Questo è esattamente il motivo per cui le date di acquisizione accurate sono così importanti. Se la data in cui un lotto di monete è stato acquistato manca o è sbagliata, cosa comune quando le criptovalute sono state spostate tra wallet ed exchange nel corso degli anni, una dismissione può finire dalla parte sbagliata della linea ed essere classificata erroneamente. CryptaTax preserva la data originale di ogni acquisizione mentre le monete si spostano, così il periodo di detenzione viene misurato da quando le hai effettivamente acquisite, e i totali a breve e lungo termine sul tuo Schedule D riflettono la realtà. Il trattamento esatto e le eventuali conseguenze fiscali vanno desunte dai moduli IRS e dalle linee guida correnti.

Altre domande sullo Schedule D e le criptovalute

Devo presentare lo Schedule D se ho avuto solo perdite?

Generalmente sì, ed è a tuo vantaggio. Dichiarare una perdita patrimoniale netta permette all'importo ammissibile di compensare altro reddito dell'anno, con l'eccedenza riportata a ridurre le plusvalenze degli anni successivi. Saltare un anno di perdite ti fa perdere una deduzione a cui hai diritto. Per gli importi esatti e le regole di riporto, consulta il modulo corrente e le linee guida IRS.

Cosa succede se ho usato più exchange e wallet?

Lo Schedule D riflette la tua attività combinata su tutti, non una piattaforma alla volta. Questo è esattamente il motivo per cui una cronologia completa e con trasferimenti abbinati è fondamentale: le monete acquistate su un exchange e vendute su un altro sono una singola catena di eventi, e la base di costo deve seguirle attraverso il passaggio. CryptaTax unisce le piattaforme in modo che i totali siano completi.

Anche l'attività con NFT va nello Schedule D?

Dismettere un NFT è generalmente un evento patrimoniale allo stesso modo della dismissione di un token, quindi la plusvalenza o minusvalenza appartiene tipicamente alla stessa dichiarazione patrimoniale del resto delle tue criptovalute. Alcuni NFT potrebbero essere trattati diversamente a seconda della loro natura e delle tue circostanze, quindi verifica le linee guida IRS correnti o un professionista fiscale per casi particolari.

Il mio commercialista può lavorare con i dati di CryptaTax?

Sì. Il dettaglio del Form 8949 e i totali dello Schedule D includono la cronologia completa delle transazioni sottostanti, quindi un commercialista può verificare la base di ogni dato invece di accettare un riepilogo per buono. Molti contribuenti consegnano direttamente l'export; altri lo compilano da soli. In entrambi i casi, il lavoro è trasparente.

FAQ

Qual è la differenza tra Form 8949 e Schedule D?
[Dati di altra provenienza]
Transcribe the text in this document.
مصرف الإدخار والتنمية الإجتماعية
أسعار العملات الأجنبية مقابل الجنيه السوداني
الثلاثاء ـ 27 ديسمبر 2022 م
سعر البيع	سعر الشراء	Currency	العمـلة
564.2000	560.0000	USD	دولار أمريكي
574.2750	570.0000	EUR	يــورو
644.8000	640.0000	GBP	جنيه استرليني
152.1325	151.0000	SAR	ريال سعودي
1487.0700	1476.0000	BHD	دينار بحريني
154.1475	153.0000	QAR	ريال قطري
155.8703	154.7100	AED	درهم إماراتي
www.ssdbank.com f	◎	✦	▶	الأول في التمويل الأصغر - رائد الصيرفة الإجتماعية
Il Form 8949 elenca ogni singola dismissione di criptovalute; lo Schedule D riassume i totali. Di solito si presentano entrambi, e lo Schedule D riporta il risultato netto nel Form 1040.
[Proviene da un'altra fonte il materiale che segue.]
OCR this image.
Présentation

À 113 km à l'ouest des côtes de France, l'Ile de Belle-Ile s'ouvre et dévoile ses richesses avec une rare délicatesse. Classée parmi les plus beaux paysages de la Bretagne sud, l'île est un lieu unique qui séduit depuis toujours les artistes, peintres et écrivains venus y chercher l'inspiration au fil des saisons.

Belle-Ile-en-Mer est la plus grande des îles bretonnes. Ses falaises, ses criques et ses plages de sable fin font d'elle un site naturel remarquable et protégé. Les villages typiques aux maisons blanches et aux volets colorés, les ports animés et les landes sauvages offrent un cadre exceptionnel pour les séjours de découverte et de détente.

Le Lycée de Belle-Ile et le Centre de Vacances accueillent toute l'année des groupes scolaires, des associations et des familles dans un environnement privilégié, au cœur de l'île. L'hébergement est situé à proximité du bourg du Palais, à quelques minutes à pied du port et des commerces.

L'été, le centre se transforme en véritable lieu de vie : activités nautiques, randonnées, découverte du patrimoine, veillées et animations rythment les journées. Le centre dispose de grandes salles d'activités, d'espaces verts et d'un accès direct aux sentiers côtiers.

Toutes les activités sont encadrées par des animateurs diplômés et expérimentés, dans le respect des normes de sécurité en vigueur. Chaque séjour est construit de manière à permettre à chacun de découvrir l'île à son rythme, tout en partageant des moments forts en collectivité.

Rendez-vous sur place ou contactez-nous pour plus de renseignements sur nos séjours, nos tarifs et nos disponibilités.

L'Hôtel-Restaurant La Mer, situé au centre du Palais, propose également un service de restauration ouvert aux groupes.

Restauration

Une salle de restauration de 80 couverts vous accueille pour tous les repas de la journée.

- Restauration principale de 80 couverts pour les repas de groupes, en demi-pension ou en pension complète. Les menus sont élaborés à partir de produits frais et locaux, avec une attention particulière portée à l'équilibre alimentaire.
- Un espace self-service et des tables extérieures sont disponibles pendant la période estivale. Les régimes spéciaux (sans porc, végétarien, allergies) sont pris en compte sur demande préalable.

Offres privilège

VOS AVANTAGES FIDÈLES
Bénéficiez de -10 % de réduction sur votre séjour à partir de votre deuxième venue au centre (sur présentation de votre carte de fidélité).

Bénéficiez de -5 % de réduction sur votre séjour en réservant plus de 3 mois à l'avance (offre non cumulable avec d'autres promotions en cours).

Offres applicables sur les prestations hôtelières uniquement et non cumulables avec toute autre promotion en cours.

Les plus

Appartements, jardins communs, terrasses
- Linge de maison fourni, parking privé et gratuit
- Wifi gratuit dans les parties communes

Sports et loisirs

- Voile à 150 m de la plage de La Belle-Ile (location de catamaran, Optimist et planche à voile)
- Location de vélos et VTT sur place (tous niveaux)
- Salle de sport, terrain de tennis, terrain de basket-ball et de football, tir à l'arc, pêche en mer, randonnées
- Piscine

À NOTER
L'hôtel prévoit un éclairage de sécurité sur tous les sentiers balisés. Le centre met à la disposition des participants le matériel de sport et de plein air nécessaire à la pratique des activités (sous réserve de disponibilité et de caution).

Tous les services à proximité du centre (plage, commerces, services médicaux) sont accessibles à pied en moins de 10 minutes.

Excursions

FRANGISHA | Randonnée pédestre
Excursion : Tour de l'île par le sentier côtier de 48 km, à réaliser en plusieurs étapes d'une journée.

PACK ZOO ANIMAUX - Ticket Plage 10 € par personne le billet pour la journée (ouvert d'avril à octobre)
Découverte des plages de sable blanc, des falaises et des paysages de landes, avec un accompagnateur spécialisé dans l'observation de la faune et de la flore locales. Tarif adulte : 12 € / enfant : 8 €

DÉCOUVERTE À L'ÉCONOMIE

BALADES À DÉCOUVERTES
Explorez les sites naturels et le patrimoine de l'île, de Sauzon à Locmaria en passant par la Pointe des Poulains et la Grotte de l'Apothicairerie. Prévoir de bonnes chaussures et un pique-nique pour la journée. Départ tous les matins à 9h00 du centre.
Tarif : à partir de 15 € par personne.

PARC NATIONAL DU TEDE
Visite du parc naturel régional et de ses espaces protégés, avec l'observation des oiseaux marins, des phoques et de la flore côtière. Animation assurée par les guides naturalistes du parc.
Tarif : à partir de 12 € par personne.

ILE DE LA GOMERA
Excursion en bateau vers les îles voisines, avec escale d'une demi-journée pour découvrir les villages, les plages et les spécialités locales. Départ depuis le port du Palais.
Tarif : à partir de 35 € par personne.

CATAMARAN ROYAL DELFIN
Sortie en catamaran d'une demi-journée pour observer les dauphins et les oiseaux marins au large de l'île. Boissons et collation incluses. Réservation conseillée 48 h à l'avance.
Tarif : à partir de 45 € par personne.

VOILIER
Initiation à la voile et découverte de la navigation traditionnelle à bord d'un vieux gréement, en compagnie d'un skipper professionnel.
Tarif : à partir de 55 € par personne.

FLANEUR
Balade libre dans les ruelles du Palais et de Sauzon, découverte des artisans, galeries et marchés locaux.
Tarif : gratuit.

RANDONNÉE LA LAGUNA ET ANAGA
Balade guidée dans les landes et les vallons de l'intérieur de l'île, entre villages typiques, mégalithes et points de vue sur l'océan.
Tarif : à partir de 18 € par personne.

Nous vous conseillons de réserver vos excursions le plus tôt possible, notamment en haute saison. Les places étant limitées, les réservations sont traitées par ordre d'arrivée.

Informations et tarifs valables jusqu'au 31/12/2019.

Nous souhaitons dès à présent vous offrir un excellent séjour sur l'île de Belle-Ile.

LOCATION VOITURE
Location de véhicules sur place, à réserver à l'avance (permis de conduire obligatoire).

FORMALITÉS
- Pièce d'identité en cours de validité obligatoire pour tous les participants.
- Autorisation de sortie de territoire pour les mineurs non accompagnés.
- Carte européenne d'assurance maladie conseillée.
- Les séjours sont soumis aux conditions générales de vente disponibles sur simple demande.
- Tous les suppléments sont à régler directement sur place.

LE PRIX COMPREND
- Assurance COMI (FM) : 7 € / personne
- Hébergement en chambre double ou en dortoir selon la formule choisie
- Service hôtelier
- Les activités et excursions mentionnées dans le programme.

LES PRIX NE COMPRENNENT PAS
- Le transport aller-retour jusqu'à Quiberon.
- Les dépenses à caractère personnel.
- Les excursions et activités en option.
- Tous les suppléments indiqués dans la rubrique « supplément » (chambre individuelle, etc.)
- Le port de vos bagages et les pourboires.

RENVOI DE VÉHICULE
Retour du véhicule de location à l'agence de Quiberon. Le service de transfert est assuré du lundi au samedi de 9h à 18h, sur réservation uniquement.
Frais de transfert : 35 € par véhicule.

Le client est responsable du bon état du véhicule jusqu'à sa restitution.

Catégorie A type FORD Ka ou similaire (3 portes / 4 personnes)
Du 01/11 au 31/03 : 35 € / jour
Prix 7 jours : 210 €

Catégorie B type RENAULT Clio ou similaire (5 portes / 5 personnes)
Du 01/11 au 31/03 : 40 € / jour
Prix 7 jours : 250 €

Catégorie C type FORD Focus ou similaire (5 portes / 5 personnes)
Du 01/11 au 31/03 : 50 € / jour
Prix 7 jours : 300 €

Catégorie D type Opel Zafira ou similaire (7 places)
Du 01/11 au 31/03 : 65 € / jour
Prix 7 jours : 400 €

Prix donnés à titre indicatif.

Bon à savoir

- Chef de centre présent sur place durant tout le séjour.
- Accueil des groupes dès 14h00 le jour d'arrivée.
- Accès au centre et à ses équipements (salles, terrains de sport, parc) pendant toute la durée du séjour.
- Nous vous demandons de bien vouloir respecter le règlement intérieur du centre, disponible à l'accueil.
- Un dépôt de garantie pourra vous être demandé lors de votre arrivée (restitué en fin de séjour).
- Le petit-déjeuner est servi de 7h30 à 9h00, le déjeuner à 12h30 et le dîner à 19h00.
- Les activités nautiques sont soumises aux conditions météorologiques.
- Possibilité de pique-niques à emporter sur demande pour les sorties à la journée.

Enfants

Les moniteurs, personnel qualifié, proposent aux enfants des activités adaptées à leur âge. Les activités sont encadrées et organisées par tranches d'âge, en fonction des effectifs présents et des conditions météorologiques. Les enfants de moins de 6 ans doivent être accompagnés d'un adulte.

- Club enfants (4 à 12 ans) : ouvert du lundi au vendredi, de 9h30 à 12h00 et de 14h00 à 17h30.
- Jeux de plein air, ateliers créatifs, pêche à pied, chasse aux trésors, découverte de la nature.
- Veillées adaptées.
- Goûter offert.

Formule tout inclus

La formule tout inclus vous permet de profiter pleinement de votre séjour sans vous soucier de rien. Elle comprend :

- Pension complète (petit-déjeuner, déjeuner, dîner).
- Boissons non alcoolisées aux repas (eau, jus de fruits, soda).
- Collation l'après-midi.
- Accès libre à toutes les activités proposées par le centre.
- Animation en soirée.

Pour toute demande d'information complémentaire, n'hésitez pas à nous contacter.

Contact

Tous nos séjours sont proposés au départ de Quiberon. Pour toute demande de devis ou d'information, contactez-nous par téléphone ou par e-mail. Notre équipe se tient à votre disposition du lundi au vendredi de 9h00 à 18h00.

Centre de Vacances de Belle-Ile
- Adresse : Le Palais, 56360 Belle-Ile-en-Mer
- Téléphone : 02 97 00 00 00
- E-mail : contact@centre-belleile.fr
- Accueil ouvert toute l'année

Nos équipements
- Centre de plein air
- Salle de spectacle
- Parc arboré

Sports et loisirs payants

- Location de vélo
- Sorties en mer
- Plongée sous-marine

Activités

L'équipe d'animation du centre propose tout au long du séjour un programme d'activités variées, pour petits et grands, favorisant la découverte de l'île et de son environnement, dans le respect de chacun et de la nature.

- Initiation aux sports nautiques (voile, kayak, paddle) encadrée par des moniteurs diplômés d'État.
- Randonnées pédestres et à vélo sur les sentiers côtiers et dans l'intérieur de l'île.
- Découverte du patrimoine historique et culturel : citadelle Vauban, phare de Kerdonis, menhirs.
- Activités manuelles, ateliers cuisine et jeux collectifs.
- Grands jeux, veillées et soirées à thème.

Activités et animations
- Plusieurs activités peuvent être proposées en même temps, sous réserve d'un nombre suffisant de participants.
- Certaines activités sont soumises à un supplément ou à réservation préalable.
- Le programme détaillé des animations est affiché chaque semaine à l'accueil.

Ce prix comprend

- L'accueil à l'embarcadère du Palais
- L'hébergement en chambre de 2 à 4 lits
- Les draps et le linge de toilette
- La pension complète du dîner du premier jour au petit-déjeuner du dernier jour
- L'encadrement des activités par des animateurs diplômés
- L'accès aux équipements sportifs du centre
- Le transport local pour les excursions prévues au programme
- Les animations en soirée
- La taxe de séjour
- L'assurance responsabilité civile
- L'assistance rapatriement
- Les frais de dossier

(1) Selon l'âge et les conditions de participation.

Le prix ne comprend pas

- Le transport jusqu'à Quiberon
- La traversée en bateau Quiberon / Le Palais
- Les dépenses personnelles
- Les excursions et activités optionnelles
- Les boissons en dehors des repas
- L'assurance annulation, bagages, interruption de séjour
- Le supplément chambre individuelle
Ho bisogno dello Schedule D per le criptovalute?

Se hai effettuato dismissioni imponibili di criptovalute negli Stati Uniti, generalmente sì: le plusvalenze e minusvalenze sono riassunte nello Schedule D.

CryptaTax può compilare lo Schedule D per me?

Sì. Genera i totali dello Schedule D insieme al dettaglio del Form 8949 a partire dalle tue transazioni importate.

Cosa succede se ho avuto una perdita netta?

Fino a $3.000 di perdite patrimoniali nette possono compensare il reddito ordinario dell'anno, e l'eccedenza viene riportata agli anni successivi.